THE REAL CASTLE OF OTRANTO
In 1765, Horace Walpole published The Castle of Otranto the first ‘Gothic’ novel. It was Walpole himself who subtitled his ghostly tale of doomed knights and distressed damsels "a Gothic Story to restore the qualities of imagination and invention to contemporary fiction" and though he chose the location of his castle at random, there is a real Castle of Otranto at the very tip of Italy’s heel.
The port of Otranto, which controls the entrance to the Adriatic Sea, was one of the last Italian-Byzantine cities to be conquered by Robert Guiscard and it was this Norman adventurer who built the first castle in 1068. In 1228 Robert’s fortress, along with many others in Southern Italy, was rebuilt and strengthened by the Hohenstaufen Holy Roman Emperor Frederick II but the castle of Otranto failed to repel an attack by the Ottoman Turks in 1480.
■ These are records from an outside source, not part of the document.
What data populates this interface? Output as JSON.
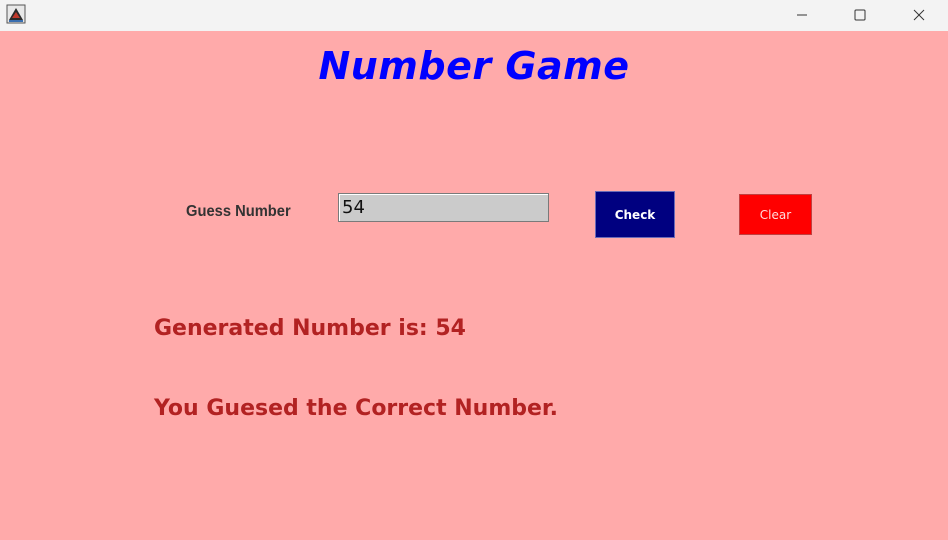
{
  "window": {
    "controls": {
      "minimize_icon": "minimize-icon",
      "maximize_icon": "maximize-icon",
      "close_icon": "close-icon"
    },
    "app_icon": "java-app-icon"
  },
  "colors": {
    "background": "#ffaaaa",
    "title": "#0000ff",
    "check_button": "#000080",
    "clear_button": "#ff0000",
    "result_text": "#b22222"
  },
  "game": {
    "title": "Number Game",
    "guess_label": "Guess Number",
    "guess_value": "54",
    "check_label": "Check",
    "clear_label": "Clear",
    "generated_text": "Generated Number is: 54",
    "result_message": "You Guesed the Correct Number."
  }
}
The brutal Sack of Otranto was to have begun the conquest of Italy by Mehmed II, the ‘conqueror sultan’ who’d extinguished the last embers of the Byzantine Empire in 1453, but Mehmed’s death in 1481 plunged the Ottoman empire into civil war and a Neapolitan army soon drove the Turks out of Italy. Otranto’s castle had been badly damaged during the 13 months of Turkish occupation and though it was repaired by Alphonso, the Aragonese Duke of Calabria, it was later recaptured, albeit briefly, by the infamous Barbary corsair Barbarossa in 1537.
In 1578 artillery platforms were added on the seaward side of the castle’s medieval towers and further modernisations were made throughout the 17th and 18th Centuries. During the Napoleonic Wars the castle was home to a French garrison, who had orders to watch the movements of the British Mediterranean fleet, and the area was a hotbed of revolution during the 19th Century’s struggle to unify Italy. In the First World War, the British constructed a barrier of ships linked by nets across the 45 mile wide Straits of Otranto, which kept the Austrian fleet’s surface ships (though not their U-Boats) bottled up in the Adriatic, and the city seems to have escaped the Second World War’s Battle of the Otranto Straits relatively unscathed.
Though Walpole never visited Otranto his friend, the architect Willey Reveley, presented him with a watercolour sketch he’d made of the city’s actual fortifications and Walpole was so delighted he included it as a frontispiece in subsequent editions of his book. The Castle of Otranto quickly became a best seller and though it’s popularity was later eclipsed by Frankenstein and Dracula it did launch the craze for Gothic fiction which persists to this day.